Dr. Manfred Strecker’s research activities link studies of tectonics, climate, and landscape evolution with the goal to better understand tectonic and climatic forcing mechanisms of surface processes and their conspiring activity in sculpting the surface of our planet. In particular, he and his team have worked to better understand how the morphology of landscapes can be used to reconstruct crustal deformation processes and to bridge the temporal gap between long-term geologic manifestations of deformation and short-term observations and instrumental measurements. By joint application of morphometric analyses, neotectonic observations, paleoseismology, surface exposure dating, and thermochronological methods, they have successfully deciphered tectonic and climatic signals within sedimentologic archives and within the context of landscape evolution. This work has been carried out in various mountain belts, including the Andes, the Himalaya, Central Asia and the ranges bordering the Turko-Iranian Plateau. He and his team also focus on stress-field histories in the context of the structural development of linked fault systems and their impact on the evolution of sedimentary basins in the East African Rift.

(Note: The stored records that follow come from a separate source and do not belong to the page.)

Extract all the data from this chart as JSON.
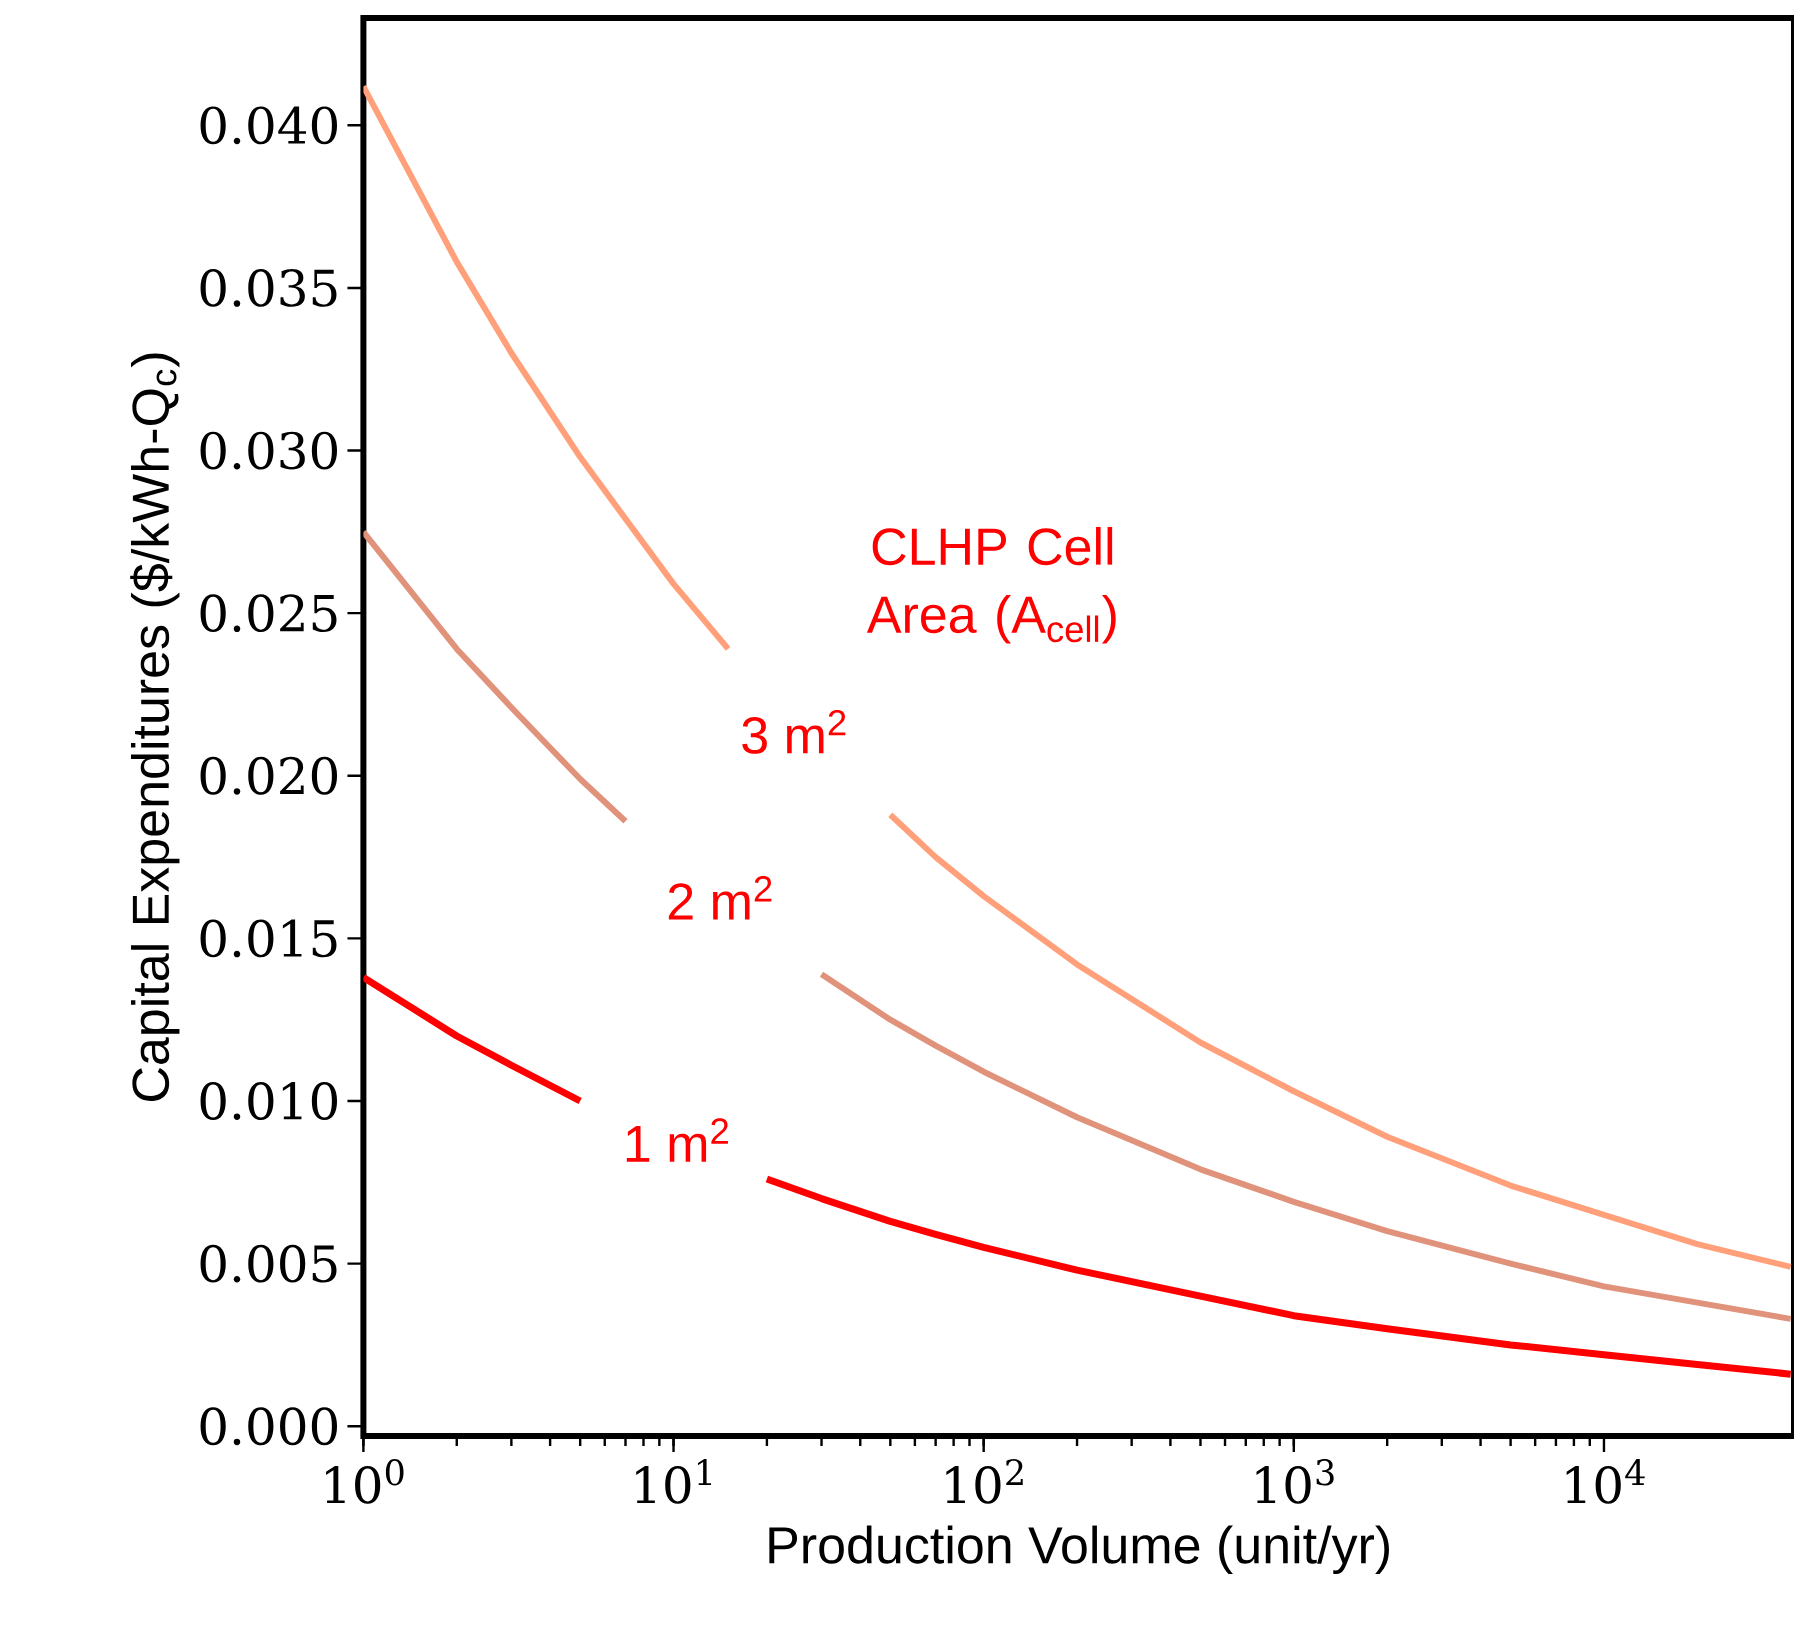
{
  "chart_data": {
    "type": "line",
    "xlabel": "Production Volume (unit/yr)",
    "ylabel": "Capital Expenditures ($/kWh-Q$_{c}$)",
    "legend_title": "CLHP Cell Area (A$_{cell}$)",
    "log": "x",
    "x": [
      1,
      2,
      3,
      5,
      7,
      10,
      15,
      20,
      30,
      50,
      70,
      100,
      200,
      500,
      1000,
      2000,
      5000,
      10000,
      20000,
      40000
    ],
    "series": [
      {
        "name": "1 m$^{2}$",
        "color": "#ff0000",
        "values": [
          0.0138,
          0.012,
          0.0111,
          0.01,
          null,
          null,
          null,
          0.0076,
          0.007,
          0.0063,
          0.0059,
          0.0055,
          0.0048,
          0.004,
          0.0034,
          0.003,
          0.0025,
          0.0022,
          0.0019,
          0.0016
        ]
      },
      {
        "name": "2 m$^{2}$",
        "color": "#e0937a",
        "values": [
          0.0275,
          0.0239,
          0.0221,
          0.0199,
          0.0186,
          null,
          null,
          null,
          0.0139,
          0.0125,
          0.0117,
          0.0109,
          0.0095,
          0.0079,
          0.0069,
          0.006,
          0.005,
          0.0043,
          0.0038,
          0.0033
        ]
      },
      {
        "name": "3 m$^{2}$",
        "color": "#ffa07a",
        "values": [
          0.0412,
          0.0358,
          0.033,
          0.0298,
          0.0279,
          0.0259,
          0.0239,
          null,
          null,
          0.0188,
          0.0175,
          0.0163,
          0.0142,
          0.0118,
          0.0103,
          0.0089,
          0.0074,
          0.0065,
          0.0056,
          0.0049
        ]
      }
    ],
    "xlim": [
      1,
      41000
    ],
    "ylim": [
      -0.0003,
      0.0433
    ],
    "xticks": [
      {
        "value": 1,
        "label": "10$^{0}$"
      },
      {
        "value": 10,
        "label": "10$^{1}$"
      },
      {
        "value": 100,
        "label": "10$^{2}$"
      },
      {
        "value": 1000,
        "label": "10$^{3}$"
      },
      {
        "value": 10000,
        "label": "10$^{4}$"
      }
    ],
    "yticks": [
      {
        "value": 0,
        "label": "0.000"
      },
      {
        "value": 0.005,
        "label": "0.005"
      },
      {
        "value": 0.01,
        "label": "0.010"
      },
      {
        "value": 0.015,
        "label": "0.015"
      },
      {
        "value": 0.02,
        "label": "0.020"
      },
      {
        "value": 0.025,
        "label": "0.025"
      },
      {
        "value": 0.03,
        "label": "0.030"
      },
      {
        "value": 0.035,
        "label": "0.035"
      },
      {
        "value": 0.04,
        "label": "0.040"
      }
    ],
    "grid": false,
    "legend": false,
    "marker": "none",
    "line_style": "solid"
  }
}
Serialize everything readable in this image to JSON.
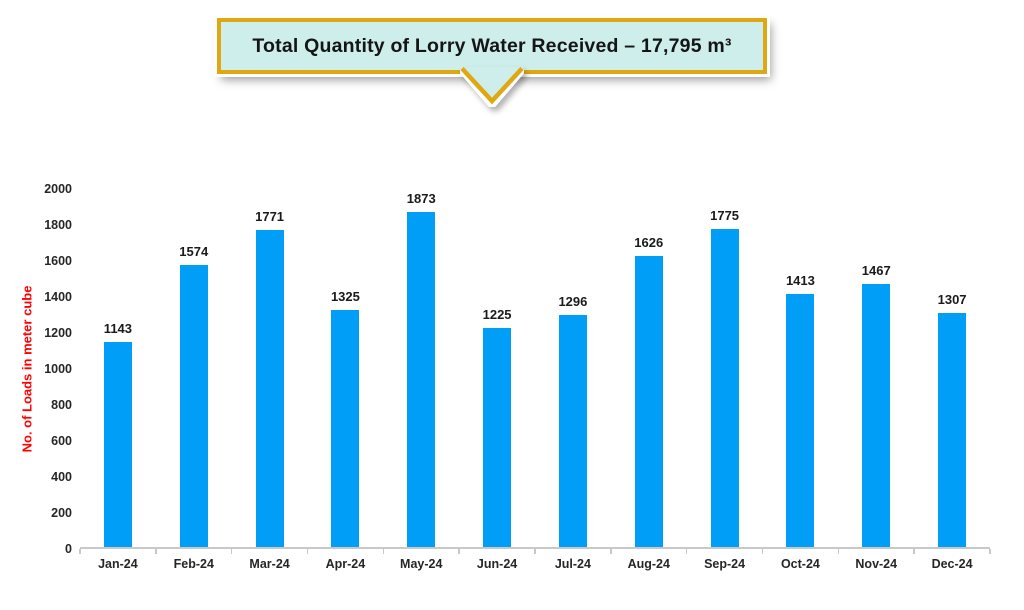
{
  "callout": {
    "title": "Total Quantity of Lorry Water Received – 17,795 m³"
  },
  "chart_data": {
    "type": "bar",
    "title": "Total Quantity of Lorry Water Received – 17,795 m³",
    "total_label": "17,795 m³",
    "categories": [
      "Jan-24",
      "Feb-24",
      "Mar-24",
      "Apr-24",
      "May-24",
      "Jun-24",
      "Jul-24",
      "Aug-24",
      "Sep-24",
      "Oct-24",
      "Nov-24",
      "Dec-24"
    ],
    "values": [
      1143,
      1574,
      1771,
      1325,
      1873,
      1225,
      1296,
      1626,
      1775,
      1413,
      1467,
      1307
    ],
    "xlabel": "",
    "ylabel": "No. of Loads in meter cube",
    "ylim": [
      0,
      2000
    ],
    "yticks": [
      0,
      200,
      400,
      600,
      800,
      1000,
      1200,
      1400,
      1600,
      1800,
      2000
    ],
    "grid": false,
    "legend": "none",
    "data_labels": true
  },
  "colors": {
    "bar": "#009EF7",
    "ylabel_text": "#FF0000",
    "axis_line": "#C8C8C8",
    "value_text": "#1A1A1A",
    "callout_fill": "#CDEEEB",
    "callout_border": "#DFA712"
  }
}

Strecker did his undergraduate work at Göttingen University (Germany) and the University of North Carolina at Chapel Hill. He received his MSc degree at Cornell University in 1983 and his PhD from the same university in 1987. After postdoc appointments at University of Karlsruhe (Germany) and Stanford University, he joined the University of Potsdam (Germany) in 1995. Since then, he and his colleagues have been responsible for establishing a geoscience program with a strong research-based curriculum. Strecker was Visiting Professor at Vienna University, IPG Paris, and Stanford University. Since 2009 he has also been Adjunct Professor at Cornell University. He is a member of Leopoldina, the German Academy of Sciences.

Brian Fred Windley
Brian Fred Windley
United Kingdom

Windley is a leading, pre-eminent geoscientist whose career has revolved around understanding the manifold facets of the tectonic development of orogens through geological time, and especially application of the plate tectonic paradigm to Precambrian accretionary and collisional orogens worldwide. These include: 1. Field-based studies of (a) the accretionary Central Asian Orogenic Belt/Altaids, the Mona Complex of Anglesey/Lleyn (Wales, UK), and terranes in Yemen: (b) the collisional Himalayan (Kohistan) and Karakoram orogens (Pakistan), the Tian Shan mountains (China), Sergipano belt (Brazil), Mozambique orogen (Madagascar), the Kumta-Coorg suture (SW India), and the Aravalli-Delhi belts in Rajasthan (India). 2. Geotectonic growth of deep continental crust in W. Greenland, S. India, and NW Scotland (Neoarchean), and the Ketilidian orogen in Greenland (Paleoproterozoic). 3. Tectonic uplift of Cenozoic mountains in West Mongolia, and climate-tectonic relations in Central Asia. 4. Neoproterozoic ocean plate stratigraphy and accretion in Anglesey/Lleyn, and Ballantrae, Scotland. 5. Petrology of eclogitic rocks at Glenelg, Scotland; Beishan, China; Vietnam; Kyrgyzstan, and blueschists in Anglesey and Ballantrae. 6. Chromite-layered anorthositic complexes from the roots of island arcs at Fiskenaesset (Greenland), Sittampundi (India), Chilas (Pakistan Himalayas), Limpopo (South Africa), and Chimalpahad (Eastern Ghats). 7. Tectonic development of ophiolitic complexes in Beishan, Ballantrae, Tartoq (Greenland), and Bayankhongor (Mongolia). 8. Petrology of sapphirine-bearing rocks especially at Fiskenaesset. 9. Crustal rheology and elastic thickness of the Indian Shield, and Ninetyeast Ridge (Andaman Islands). 10. Delamination of sub-continental lithosphere in eastern China. 11. Geotectonic evolution of Precambrian cratons - West Greenland and North China Craton. These projects involved collaborative fieldwork and laboratory studies with innumerable students and staff in 23 countries.

Windley has published 9 edited/co-edited books and 320 peer-reviewed papers with >19,000 citations. Syntheses of the inter-disciplinary geology of crust/mantle evolution through time integrated with the atmosphere, oceans and metallogenesis led to ‘The Evolving Continents’ in three editions.